Abstract

The effect of hydrocortisone on the production of interleukin-6 (IL-6) in human peripheral blood mononuclear cells was studied. Using our newly developed radioimmunoassay system for IL-6 of which specificity, reproducibility, sensitivity and usefulness have been demonstrated. IL-6 production in peripheral blood mononuclear cells of ten normal subjects revealed that in lipopolysaccharide (LPS, 10μg/ml)-stimulation, the mean ± SD of IL-6 was 2.71 ± 0.85 ng/ml. No detectable amount of IL-6 was observed in the absence of LPS and in the presence of hydrocortisone alone. Hydrocortisone (10−10 M to 10−3 M) inhibited LPS-stimulated IL-6 production in a dose-dependent manner. However, there was a wide variation in the response to hydrocortisone, namely, ranging from steroid-sensitive to steroid-resistant. Based on the concentration required to inhibit 50% of LPS-stimulated IL-6 production, three of ten subjects were at 10−6 M, three at 10−5 M and the rest at 10−4 M, respectively.
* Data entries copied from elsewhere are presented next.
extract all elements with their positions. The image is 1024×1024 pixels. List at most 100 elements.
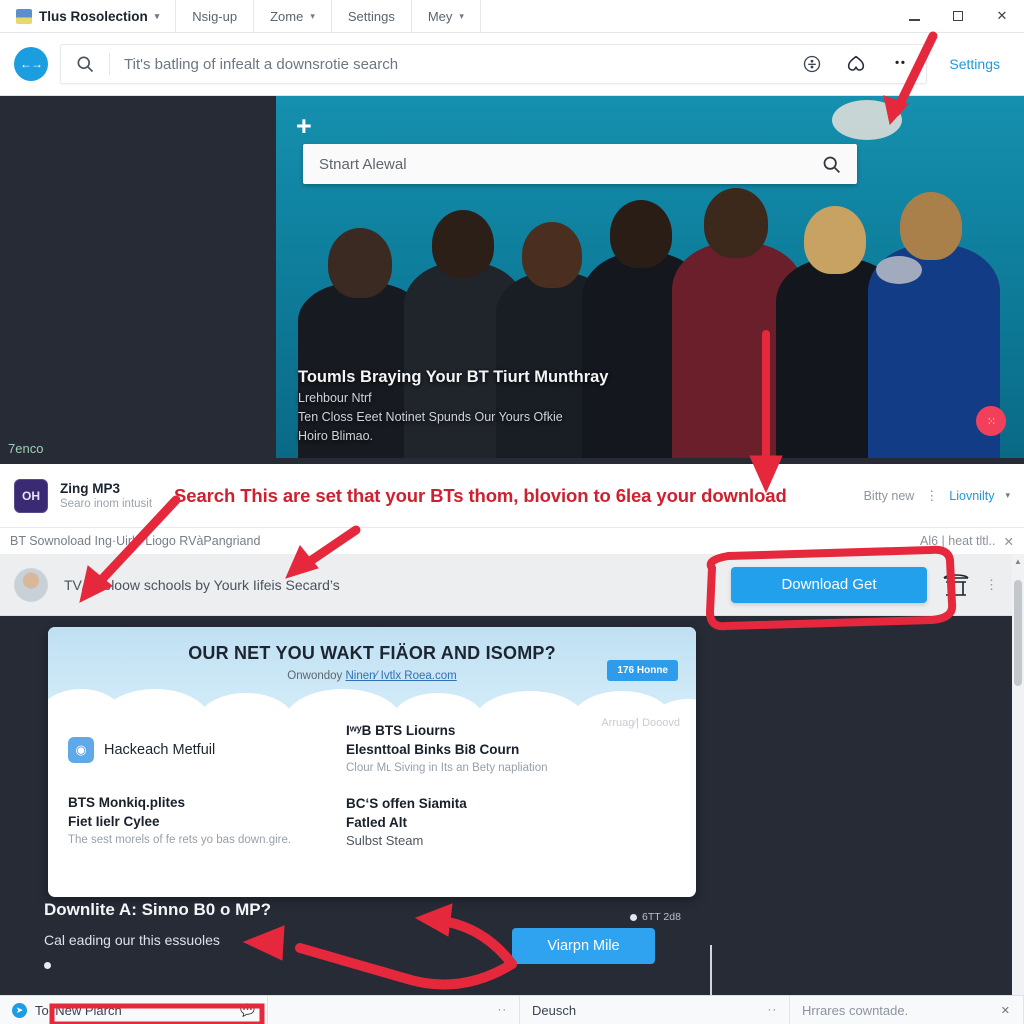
chevron-down-icon[interactable]: ▾: [310, 11, 315, 22]
omnibar-actions: [792, 45, 926, 83]
omnibar: ←→ Setting: [0, 33, 1024, 96]
hero-caption-line3: Ten Closs Eeet Notinet Spunds Our Yours …: [298, 409, 563, 424]
hero-banner: + Toumls Braying Your BT Tiurt Munthray …: [276, 96, 1024, 458]
taskbar-item-dots: ··: [767, 1004, 777, 1016]
browser-tab-label: Mey: [427, 8, 453, 24]
card-subline-link[interactable]: Ninen⁄ Ivtlx Roea.com: [345, 670, 456, 682]
browser-tab-label: Tlus Rosolection: [39, 8, 148, 24]
app-row-actions: Bitty new ⋮ Liovnilty ▾: [864, 489, 1010, 503]
card-item-title: BCʻS offen Siamita: [346, 796, 467, 811]
torii-gate-icon[interactable]: [941, 571, 971, 599]
taskbar-item-0[interactable]: ➤ Tol New Plarch 💬: [0, 996, 268, 1024]
card-headline: OUR NET YOU WAKT FIÄOR AND ISOMP?: [188, 643, 556, 663]
browser-tab-4[interactable]: Mey ▾: [412, 0, 481, 32]
app-icon: OH: [14, 478, 48, 513]
breadcrumb-right-label: Al6 | heat tltl..: [920, 534, 996, 548]
chevron-down-icon[interactable]: ▾: [1005, 490, 1010, 501]
decorative-cloud: [832, 100, 902, 140]
card-item-title: Hackeach Metfuil: [104, 742, 216, 758]
more-dots-icon[interactable]: [880, 45, 920, 83]
heart-icon[interactable]: [836, 45, 876, 83]
promo-button[interactable]: Viarpn Mile: [512, 928, 655, 964]
comment-icon[interactable]: 💬: [240, 1003, 255, 1017]
download-get-button[interactable]: Download Get: [731, 566, 927, 603]
hero-search-input[interactable]: [303, 155, 805, 173]
download-actions: Download Get ⋮: [731, 566, 998, 603]
search-icon[interactable]: [805, 144, 857, 184]
breadcrumb: BT Sownoload Ing·Uirle Liogo RVàPangrian…: [0, 528, 1024, 554]
band-member-head: [610, 200, 672, 268]
hero-badge[interactable]: ⁙: [976, 406, 1006, 436]
chevron-down-icon[interactable]: ▾: [459, 11, 464, 22]
card-item[interactable]: BTS Monkiq.plites Fiet Iielr Cylee The s…: [68, 795, 318, 846]
liovnilty-link[interactable]: Liovnilty: [949, 489, 994, 503]
scroll-up-icon[interactable]: ▲: [1012, 557, 1024, 566]
kebab-menu-icon[interactable]: ⋮: [985, 578, 998, 591]
back-forward-icon[interactable]: ←→: [14, 47, 48, 81]
browser-tab-3[interactable]: Settings: [332, 0, 412, 32]
search-input[interactable]: [110, 55, 793, 73]
scrollbar-thumb[interactable]: [1014, 580, 1022, 686]
card-item-sub: Elesnttoal Binks Bi8 Courn: [346, 742, 520, 757]
card-item-title: IʷʸB BTS Liourns: [346, 723, 456, 738]
vertical-scrollbar[interactable]: ▲: [1012, 554, 1024, 996]
taskbar-item-label: Deusch: [532, 1002, 577, 1018]
browser-tab-0[interactable]: Tlus Rosolection ▾: [0, 0, 177, 32]
close-icon[interactable]: ✕: [1004, 534, 1014, 549]
app-name: Zing MP3: [60, 481, 120, 496]
taskbar-item-3[interactable]: Hrrares cowntade. ✕: [790, 996, 1024, 1024]
taskbar-item-label: Tol New Plarch: [35, 1002, 122, 1018]
close-button[interactable]: ✕: [980, 0, 1024, 32]
card-footer-note: Arruag⁄| Dooovd: [601, 717, 680, 729]
band-member-head: [900, 192, 962, 260]
card-item-desc: The sest morels of fe rets yo bas down.g…: [68, 834, 292, 846]
promo-card: OUR NET YOU WAKT FIÄOR AND ISOMP? Onwond…: [48, 627, 696, 897]
titlebar-spacer: [481, 0, 892, 32]
bitty-new-label: Bitty new: [863, 488, 915, 503]
browser-tab-label: Zome: [270, 8, 304, 24]
minimize-button[interactable]: [892, 0, 936, 32]
card-item[interactable]: BCʻS offen Siamita Fatled Alt Sulbst Ste…: [346, 796, 636, 848]
download-title: TV/-Woloow schools by Yourk Iifeis Secar…: [64, 576, 340, 593]
breadcrumb-path: BT Sownoload Ing·Uirle Liogo RVàPangrian…: [10, 534, 261, 548]
hero-search-bar[interactable]: [303, 144, 857, 184]
band-member-head: [328, 228, 392, 298]
card-item[interactable]: ◉ Hackeach Metfuil: [68, 737, 318, 763]
card-sky-header: OUR NET YOU WAKT FIÄOR AND ISOMP? Onwond…: [48, 627, 696, 755]
address-search-bar[interactable]: [60, 44, 928, 84]
hero-caption-line4: Hoiro Blimao.: [298, 428, 374, 443]
decorative-cloud: [876, 256, 922, 284]
browser-tab-2[interactable]: Zome ▾: [254, 0, 332, 32]
favicon-icon: [16, 8, 32, 24]
settings-link[interactable]: Settings: [939, 56, 1010, 72]
download-bar: TV/-Woloow schools by Yourk Iifeis Secar…: [0, 554, 1012, 616]
card-subline: Onwondoy Ninen⁄ Ivtlx Roea.com: [48, 670, 696, 682]
kebab-menu-icon[interactable]: ⋮: [925, 489, 938, 502]
window-titlebar: Tlus Rosolection ▾ Nsig-up Zome ▾ Settin…: [0, 0, 1024, 33]
vertical-divider: [710, 945, 712, 996]
twitter-bird-icon: ➤: [12, 1002, 27, 1018]
card-item[interactable]: IʷʸB BTS Liourns Elesnttoal Binks Bi8 Co…: [346, 723, 636, 774]
info-circle-icon[interactable]: [792, 45, 832, 83]
taskbar: ➤ Tol New Plarch 💬 ·· Deusch ·· Hrrares …: [0, 995, 1024, 1024]
taskbar-item-dots: ··: [497, 1004, 507, 1016]
browser-tab-label: Nsig-up: [192, 8, 238, 24]
close-icon[interactable]: ✕: [1001, 1004, 1011, 1017]
band-member-head: [432, 210, 494, 278]
card-pill-badge[interactable]: 176 Honne: [607, 660, 678, 681]
taskbar-item-label: Hrrares cowntade.: [802, 1002, 909, 1018]
globe-icon: ◉: [68, 737, 94, 763]
plus-icon[interactable]: +: [296, 113, 312, 140]
app-info: Zing MP3 Searo inom intusit: [60, 481, 152, 510]
maximize-button[interactable]: [936, 0, 980, 32]
taskbar-item-2[interactable]: Deusch ··: [520, 996, 790, 1024]
taskbar-item-1[interactable]: ··: [268, 996, 520, 1024]
browser-tab-1[interactable]: Nsig-up: [176, 0, 255, 32]
search-icon: [61, 54, 109, 74]
chevron-down-icon[interactable]: ▾: [155, 11, 160, 22]
bullet-dot-icon: [44, 962, 51, 969]
card-item-desc: Clour Mʟ Siving in Its an Bety napliatio…: [346, 762, 548, 774]
band-member-head: [522, 222, 582, 288]
close-icon: ✕: [996, 8, 1008, 23]
card-column-right: IʷʸB BTS Liourns Elesnttoal Binks Bi8 Co…: [346, 723, 636, 861]
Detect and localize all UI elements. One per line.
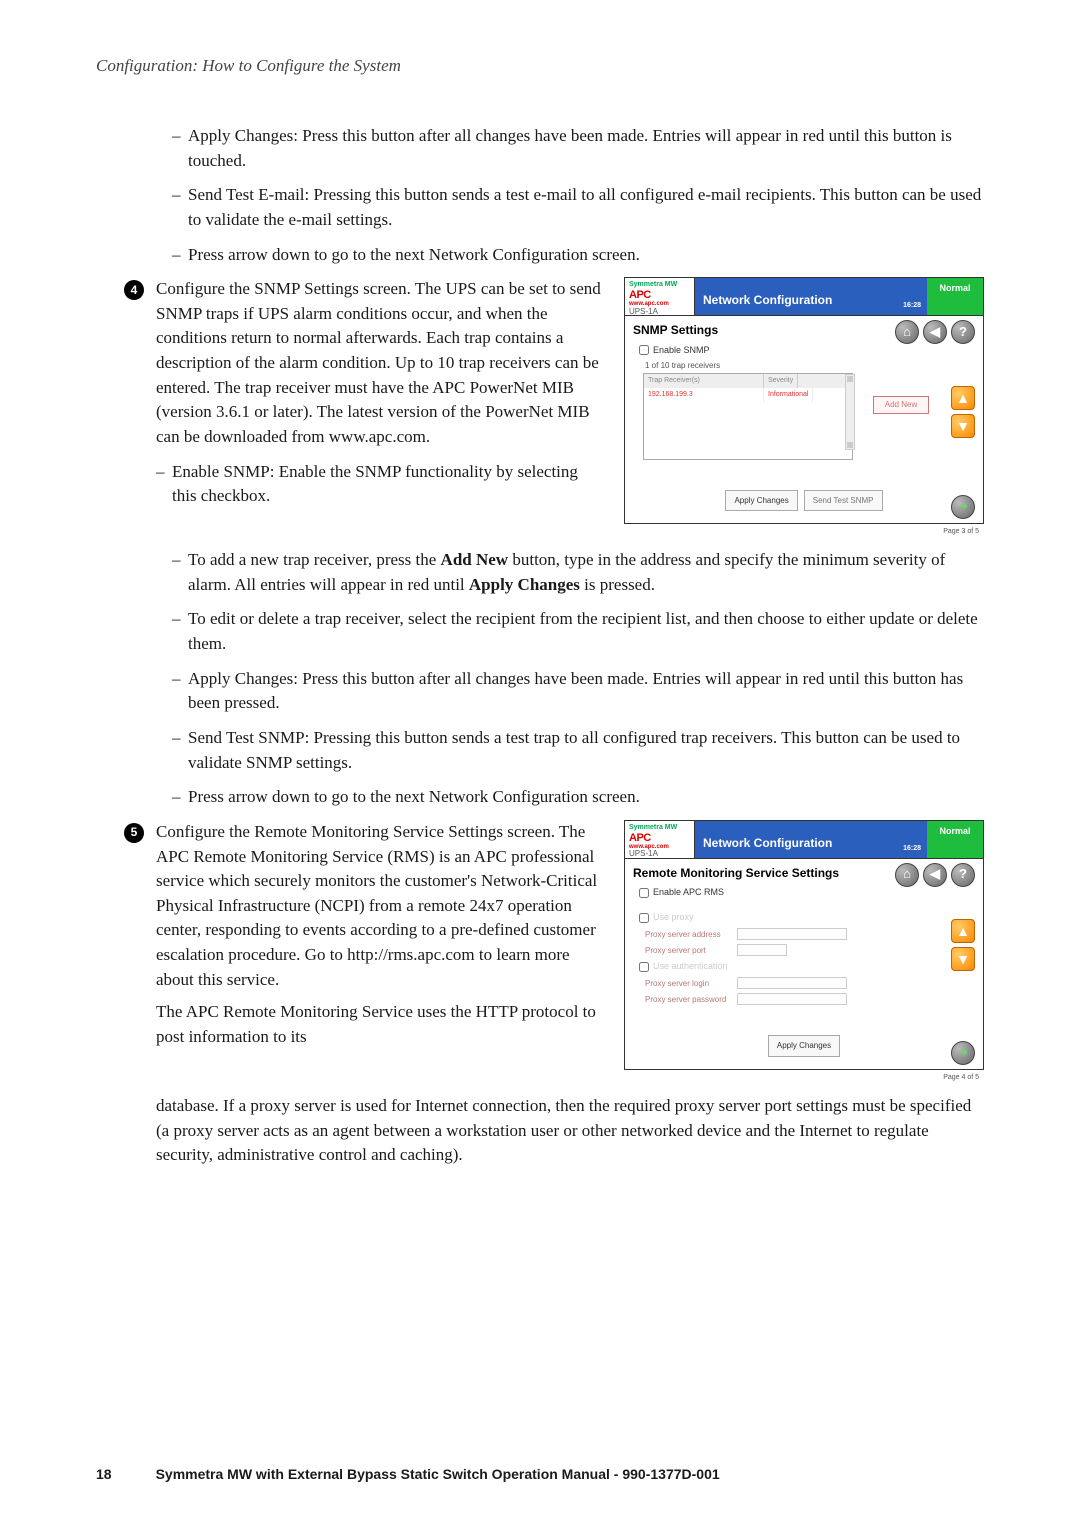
brand-block: Symmetra MW APC www.apc.com UPS-1A [625, 278, 695, 315]
step-5-text: Configure the Remote Monitoring Service … [156, 820, 606, 1050]
step-4-bullets: To add a new trap receiver, press the Ad… [172, 548, 984, 810]
checkbox-input[interactable] [639, 345, 649, 355]
screen-title-text: Network Configuration [703, 836, 832, 850]
table-row[interactable]: 192.168.199.3 Informational [644, 388, 852, 402]
status-badge: Normal [927, 821, 983, 858]
help-icon[interactable]: ? [951, 863, 975, 887]
trap-count: 1 of 10 trap receivers [645, 360, 975, 372]
bullet-item: Apply Changes: Press this button after a… [172, 667, 984, 716]
checkbox-label: Enable SNMP [653, 344, 710, 357]
field-label: Proxy server port [645, 945, 731, 957]
product-name: Symmetra MW [629, 824, 690, 832]
apc-logo: APC [629, 832, 690, 844]
intro-bullets: Apply Changes: Press this button after a… [172, 124, 984, 267]
enable-snmp-checkbox[interactable]: Enable SNMP [639, 344, 975, 357]
col-header: Severity [764, 374, 798, 388]
snmp-settings-screenshot: Symmetra MW APC www.apc.com UPS-1A Netwo… [624, 277, 984, 524]
step-4-para: Configure the SNMP Settings screen. The … [156, 279, 601, 446]
home-icon[interactable]: ⌂ [895, 863, 919, 887]
bullet-item: Enable SNMP: Enable the SNMP functionali… [156, 460, 606, 509]
arrow-down-icon[interactable]: ▼ [951, 947, 975, 971]
cell-ip: 192.168.199.3 [644, 388, 764, 402]
bullet-item: To add a new trap receiver, press the Ad… [172, 548, 984, 597]
checkbox-label: Enable APC RMS [653, 886, 724, 899]
page-header: Configuration: How to Configure the Syst… [96, 56, 984, 76]
product-name: Symmetra MW [629, 281, 690, 289]
proxy-port-row: Proxy server port [645, 944, 975, 956]
checkbox-input[interactable] [639, 888, 649, 898]
clock: 16:28 [903, 301, 921, 311]
checkbox-label: Use authentication [653, 960, 728, 973]
logout-icon[interactable]: ➜ [951, 495, 975, 519]
ups-label: UPS-1A [629, 850, 690, 859]
status-badge: Normal [927, 278, 983, 315]
step-5-para-3: database. If a proxy server is used for … [156, 1094, 984, 1168]
page-number: 18 [96, 1466, 112, 1482]
arrow-up-icon[interactable]: ▲ [951, 386, 975, 410]
bullet-item: Send Test SNMP: Pressing this button sen… [172, 726, 984, 775]
clock: 16:28 [903, 844, 921, 854]
use-auth-checkbox[interactable]: Use authentication [639, 960, 975, 973]
logout-icon[interactable]: ➜ [951, 1041, 975, 1065]
field-label: Proxy server password [645, 994, 731, 1006]
trap-receiver-table: Trap Receiver(s) Severity 192.168.199.3 … [643, 373, 853, 459]
add-new-button[interactable]: Add New [873, 396, 929, 414]
enable-rms-checkbox[interactable]: Enable APC RMS [639, 886, 975, 899]
pager: Page 3 of 5 [943, 527, 979, 537]
field-label: Proxy server address [645, 929, 731, 941]
bullet-item: Press arrow down to go to the next Netwo… [172, 243, 984, 268]
step-5-para-1: Configure the Remote Monitoring Service … [156, 820, 606, 992]
arrow-up-icon[interactable]: ▲ [951, 919, 975, 943]
step-5-para-2: The APC Remote Monitoring Service uses t… [156, 1000, 606, 1049]
checkbox-input[interactable] [639, 913, 649, 923]
bullet-item: To edit or delete a trap receiver, selec… [172, 607, 984, 656]
step-4-text: Configure the SNMP Settings screen. The … [156, 277, 606, 519]
home-icon[interactable]: ⌂ [895, 320, 919, 344]
ups-label: UPS-1A [629, 308, 690, 317]
proxy-address-row: Proxy server address [645, 928, 975, 940]
apply-changes-button[interactable]: Apply Changes [725, 490, 797, 512]
proxy-port-input[interactable] [737, 944, 787, 956]
proxy-login-row: Proxy server login [645, 977, 975, 989]
proxy-password-row: Proxy server password [645, 993, 975, 1005]
help-icon[interactable]: ? [951, 320, 975, 344]
step-5-row: 5 Configure the Remote Monitoring Servic… [96, 820, 984, 1084]
proxy-login-input[interactable] [737, 977, 847, 989]
step-4-row: 4 Configure the SNMP Settings screen. Th… [96, 277, 984, 538]
footer-title: Symmetra MW with External Bypass Static … [156, 1466, 720, 1482]
scrollbar[interactable] [845, 374, 855, 450]
back-icon[interactable]: ◀ [923, 320, 947, 344]
checkbox-input[interactable] [639, 962, 649, 972]
bullet-item: Apply Changes: Press this button after a… [172, 124, 984, 173]
proxy-password-input[interactable] [737, 993, 847, 1005]
field-label: Proxy server login [645, 978, 731, 990]
send-test-snmp-button[interactable]: Send Test SNMP [804, 490, 883, 512]
arrow-down-icon[interactable]: ▼ [951, 414, 975, 438]
screen-title-text: Network Configuration [703, 293, 832, 307]
apply-changes-button[interactable]: Apply Changes [768, 1035, 840, 1057]
brand-block: Symmetra MW APC www.apc.com UPS-1A [625, 821, 695, 858]
screen-title: Network Configuration 16:28 [695, 821, 927, 858]
main-content: Apply Changes: Press this button after a… [96, 124, 984, 1168]
checkbox-label: Use proxy [653, 911, 694, 924]
use-proxy-checkbox[interactable]: Use proxy [639, 911, 975, 924]
bullet-item: Press arrow down to go to the next Netwo… [172, 785, 984, 810]
proxy-address-input[interactable] [737, 928, 847, 940]
page-footer: 18 Symmetra MW with External Bypass Stat… [96, 1466, 984, 1482]
bullet-item: Send Test E-mail: Pressing this button s… [172, 183, 984, 232]
apc-logo: APC [629, 289, 690, 301]
rms-settings-screenshot: Symmetra MW APC www.apc.com UPS-1A Netwo… [624, 820, 984, 1070]
pager: Page 4 of 5 [943, 1073, 979, 1083]
step-number-icon: 4 [124, 280, 144, 300]
col-header: Trap Receiver(s) [644, 374, 764, 388]
cell-severity: Informational [764, 388, 813, 402]
step-number-icon: 5 [124, 823, 144, 843]
back-icon[interactable]: ◀ [923, 863, 947, 887]
screen-title: Network Configuration 16:28 [695, 278, 927, 315]
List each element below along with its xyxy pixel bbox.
The dramatic anti-inflammatory and immunosuppressive effects of glucocorticosteroids can be life-saving in autoimmune diseases. The present findings suggested that there existed the differences in susceptibility to glucocorticosteroids even among normal subjects, providing some implications for the drug treatment, and also gave further evidence that there may exist an immunoregulatory feedback circuit between the immune and neuroendocrine systems.